84th AMS Annual Meeting

Wednesday, 14 January 2004
Nonlinear patterns of North American winter surface air temperatures associated with El Niño/La Niña
Hall 4AB
Aiming Wu, University of British Columbia, Vancouver, BC, Canada; and W. W. Hsieh and A. Shabbar
A nonlinear projection of the tropical Pacific El Niño/La Niña phenomenon onto North American winter (November-March) surface air temperature (SAT) anomalies was performed using a 1-hidden layer feed-forward neural network (NN) model. The first principal component (PC) of the sea surface temperature anomalies (SSTA) over the tropical Pacific is the sole input to the NN model, while the 8 outputs are the best approximations to the 8 leading PCs of the SAT anomalies upon minimizing the mean square error.

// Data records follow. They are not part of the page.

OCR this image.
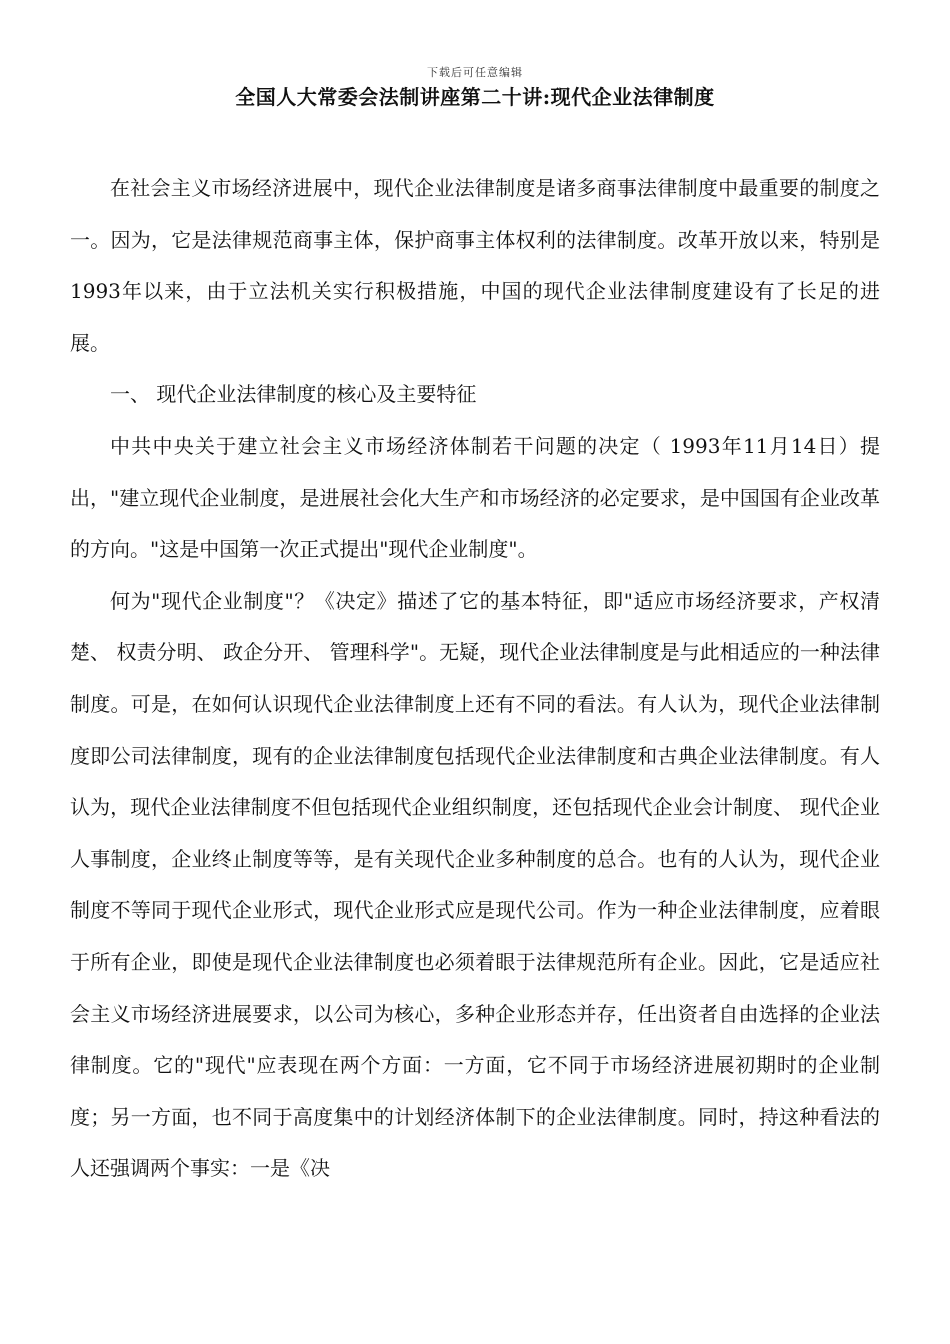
下载后可任意编辑
全国人大常委会法制讲座第二十讲:现代企业法律制度

在社会主义市场经济进展中，现代企业法律制度是诸多商事法律制度中最重要的制度之一。因为，它是法律规范商事主体，保护商事主体权利的法律制度。改革开放以来，特别是1993年以来，由于立法机关实行积极措施，中国的现代企业法律制度建设有了长足的进展。

一、 现代企业法律制度的核心及主要特征

中共中央关于建立社会主义市场经济体制若干问题的决定（ 1993年11月14日）提出，"建立现代企业制度，是进展社会化大生产和市场经济的必定要求，是中国国有企业改革的方向。"这是中国第一次正式提出"现代企业制度"。

何为"现代企业制度"？《决定》描述了它的基本特征，即"适应市场经济要求，产权清楚、 权责分明、 政企分开、 管理科学"。无疑，现代企业法律制度是与此相适应的一种法律制度。可是，在如何认识现代企业法律制度上还有不同的看法。有人认为，现代企业法律制度即公司法律制度，现有的企业法律制度包括现代企业法律制度和古典企业法律制度。有人认为，现代企业法律制度不但包括现代企业组织制度，还包括现代企业会计制度、 现代企业人事制度，企业终止制度等等，是有关现代企业多种制度的总合。也有的人认为，现代企业制度不等同于现代企业形式，现代企业形式应是现代公司。作为一种企业法律制度，应着眼于所有企业，即使是现代企业法律制度也必须着眼于法律规范所有企业。因此，它是适应社会主义市场经济进展要求，以公司为核心，多种企业形态并存，任出资者自由选择的企业法律制度。它的"现代"应表现在两个方面：一方面，它不同于市场经济进展初期时的企业制度；另一方面，也不同于高度集中的计划经济体制下的企业法律制度。同时，持这种看法的人还强调两个事实：一是《决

Notable nonlinearity of the SAT signal associated with the tropical SSTA is manifested by a curve in the PC phase space – with a parabola-like curve found in the PC1-PC2 plane. During minimum SSTA (strong La Niña), the SAT has negative anomalies over northwest Canada and Alaska, and positive anomalies over the United States (US). During maximum SSTA (strong El Niño), the warm center moves southeastward to the great plains with weak negative SAT anomalies over southeastern US and northern Canada. The nonlinear component of the SAT response to El Niño was estimated by calculating the difference between (a) the SAT anomalies during minimum (maximum) SSTA and (b) twice the SAT anomalies during the half minimum (half maximum) SSTA. The nonlinear pattern shows that regardless of the sign of SSTA, there are positive SAT anomalies (+0.5-1.0°C) over the US and southern Canada, negative anomalies over Alaska and northern Canada. This nonlinear pattern is quite different from the linear regression pattern where SAT has positive anomalies over western Canada and negative anomalies over southeastern US. Polynomial regression analysis shows this nonlinear component to be mainly a quadratic response of the SAT anomalies to the SSTA.